Almost as soon as his stoppage-time point-salvaging free-kick against Stoke City had hit the back of the net, Wayne Rooney’s Manchester United future was brought into question.
It was his 250th goal for the club he joined as an 18-year-old in 2004, eclipsing the high-mark set by Sir Bobby Charlton four decades ago. As the Red Devils’ all-time leading goal-scorer, and owner of a trophy cabinet stocked with every domestic and European honour worth winning, Rooney has nothing left to prove.
So, by that token, speculation arose over whether now would be the perfect time to walk away, and perhaps move into a lucrative semi-retirement in the Chinese Super League.
But, for now at least, Rooney remains a United player and has given no indication that he intends to change that fact any time soon.
However, at 31, the England and United captain has more miles on his clock than most and, whether it’s this month, this summer, or at the end of his contract in 2019, the once unimaginable end of Rooney’s Old Trafford career is creeping into view.
When that time eventually comes, he will leave behind a legacy of selflessness, indomitable spirit and no shortage of goals.
He will also leave behind the captain’s arm band.
There doesn’t appear to be an obvious heir to Rooney’s captaincy at United, but there are a handful of players currently at Jose Mourinho's disposal who could stake a claim for the leadership role.
Veteran midfielder Michael Carrick is currently United’s official vice-captain but, as 35, it’s likely that either Rooney will outlast him at the club, or Mourinho would prefer a longer-term solution for the captaincy when it becomes vacant.
In many respects, Chris Smalling would fit the bill. At 27, he still has plenty of years ahead of him and he has worn the arm band on a semi-regular basis over the last couple of years.
After being pilloried for a Manchester derby red card in 2014-15, Smalling bounced back to produce the form of his career at the start of last season. It finally seemed as though the Greenwich-born centre-back was delivering of the early promise he showed when moving to Old Trafford from Fulham in 2010.
But the second half of the campaign saw his performances dip, and they haven’t truly recovered since. Perhaps the biggest culprit in a shambolic performance away to Chelsea earlier this season, when out of form, Smalling transmits panic – not an ideal trait for a club captain.
Injuries and the signing of Eric Bailly have seen him slip down the pecking order this term; the surprisingly solid recent displays of Phil Jones and Marcos Rojo have arguably made Smalling United’s fourth-best centre-half right now, a far cry from his imperious standing a year ago.

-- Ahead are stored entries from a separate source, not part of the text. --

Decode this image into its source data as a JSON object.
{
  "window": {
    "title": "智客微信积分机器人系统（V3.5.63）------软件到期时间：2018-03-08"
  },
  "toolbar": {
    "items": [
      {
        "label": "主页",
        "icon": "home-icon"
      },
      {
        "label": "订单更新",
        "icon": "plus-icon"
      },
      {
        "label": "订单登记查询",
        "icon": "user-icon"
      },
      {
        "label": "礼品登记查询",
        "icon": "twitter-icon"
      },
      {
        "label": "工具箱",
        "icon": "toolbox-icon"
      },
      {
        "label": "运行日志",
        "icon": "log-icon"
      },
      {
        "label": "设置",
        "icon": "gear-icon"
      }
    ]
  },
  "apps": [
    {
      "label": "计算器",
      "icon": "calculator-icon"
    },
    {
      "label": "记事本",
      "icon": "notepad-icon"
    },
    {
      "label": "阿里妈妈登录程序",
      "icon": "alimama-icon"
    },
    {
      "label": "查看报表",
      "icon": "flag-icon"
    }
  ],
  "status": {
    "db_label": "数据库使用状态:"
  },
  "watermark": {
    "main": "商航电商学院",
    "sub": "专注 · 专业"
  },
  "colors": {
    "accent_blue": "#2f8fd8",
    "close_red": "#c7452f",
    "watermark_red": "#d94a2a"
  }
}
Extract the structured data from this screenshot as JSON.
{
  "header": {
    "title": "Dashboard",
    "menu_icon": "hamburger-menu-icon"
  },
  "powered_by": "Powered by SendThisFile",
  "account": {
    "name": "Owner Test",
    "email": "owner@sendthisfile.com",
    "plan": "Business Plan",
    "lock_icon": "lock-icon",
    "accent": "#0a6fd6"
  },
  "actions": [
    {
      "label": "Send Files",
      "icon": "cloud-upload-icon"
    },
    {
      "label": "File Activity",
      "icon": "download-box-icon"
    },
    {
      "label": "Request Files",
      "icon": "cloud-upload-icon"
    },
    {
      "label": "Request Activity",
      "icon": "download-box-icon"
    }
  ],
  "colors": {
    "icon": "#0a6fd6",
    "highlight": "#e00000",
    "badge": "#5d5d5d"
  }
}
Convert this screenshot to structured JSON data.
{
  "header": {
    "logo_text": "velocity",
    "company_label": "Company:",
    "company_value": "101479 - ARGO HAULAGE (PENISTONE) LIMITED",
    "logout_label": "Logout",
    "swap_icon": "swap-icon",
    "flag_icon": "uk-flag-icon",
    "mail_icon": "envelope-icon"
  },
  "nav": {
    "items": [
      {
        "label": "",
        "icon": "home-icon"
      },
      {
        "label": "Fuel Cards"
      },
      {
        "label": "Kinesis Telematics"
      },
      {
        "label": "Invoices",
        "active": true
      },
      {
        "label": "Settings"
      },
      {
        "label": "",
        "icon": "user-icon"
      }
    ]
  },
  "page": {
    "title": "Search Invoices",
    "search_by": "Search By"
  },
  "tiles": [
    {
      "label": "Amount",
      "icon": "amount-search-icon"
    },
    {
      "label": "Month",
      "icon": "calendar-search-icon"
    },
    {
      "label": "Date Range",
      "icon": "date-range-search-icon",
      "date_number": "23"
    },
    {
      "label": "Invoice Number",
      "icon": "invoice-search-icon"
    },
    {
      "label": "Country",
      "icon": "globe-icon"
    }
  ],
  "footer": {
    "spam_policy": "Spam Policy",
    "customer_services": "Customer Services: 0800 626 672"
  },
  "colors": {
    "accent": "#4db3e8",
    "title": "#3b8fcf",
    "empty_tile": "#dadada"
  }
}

If form is temporary and class permanent, then Jones and Rojo can be expected to revert to their respective injury-prone and error-laden types before long. But, if rumours are to be believed, Mourinho will be in the market for a new centre-back in the summer, with Benfica’s Victor Lindelof linked.
Having forked out £30million to sign Bailly from Villarreal, and with the Ivory Coast international having impressed in the Premier League, Smalling’s position in the team will be far from guaranteed.
If anyone has the requisite determination and drive to be United captain, it’s Ander Herrera.
Twice forced to fight his way back into the starting XI after inexplicably being overlooked by Louis van Gaal and then Mourinho, Herrera retuned to the side and showed exactly what his managers had been missing.
At the beginning of this season, the Portuguese tactician seemed intent of fielding Paul Pogba and Marouane Fellaini in a double pivot at the base of United’s midfield. It proved an ill-advised move and the 20-time champions’ form suffered as a result.
But as soon as Herrera was restored to the line-up, whether on the right of a midfield three or as the anchor to free up Pogba, he brought balance and tenacity, helping the Red Devils claw their way back into top four contention.
The Spaniard has plenty of technical quality, but it is his work-ethic and commitment that have made him a fan favourite. The 27-year-old, signed from Athletic Club for £28million in 2015, leaves everything out on the pitch whenever he pulls on the famous red shirt.
Perhaps even more than many of the English players currently at Mourinho’s disposal, Herrera “gets” what it means to play for Manchester United.
Selecting Pogba as the next United captain would be the ideal long-term solution in almost every respect.
He’s the most gifted player on the team by some distance and, with the obvious exception of the recent 1-1 draw with Liverpool, has consistently produced the goods for the Red Devils since his world record breaking return to Old Trafford – that’s what you get for £89million.
As he has grown more comfortable within his role at United, he has become more influential. He’s still only 23, but the Frenchman’s leadership skills have come to the fore of late, rallying those around him and inspiring through his performances.
Pogba would also be the pick of the men in the board room. As the most marketable star in the squad, the captain’s arm band would only accentuate his global appeal.
But Mourinho, who has spoken openly about Pogba’s potential to be a future club captain, might be wise to hold off making him next in line to Rooney’s crown. Still relatively young, the former Juventus star already carries a heavy burden thanks to his gargantuan price tag; he doesn’t need any added pressure just yet.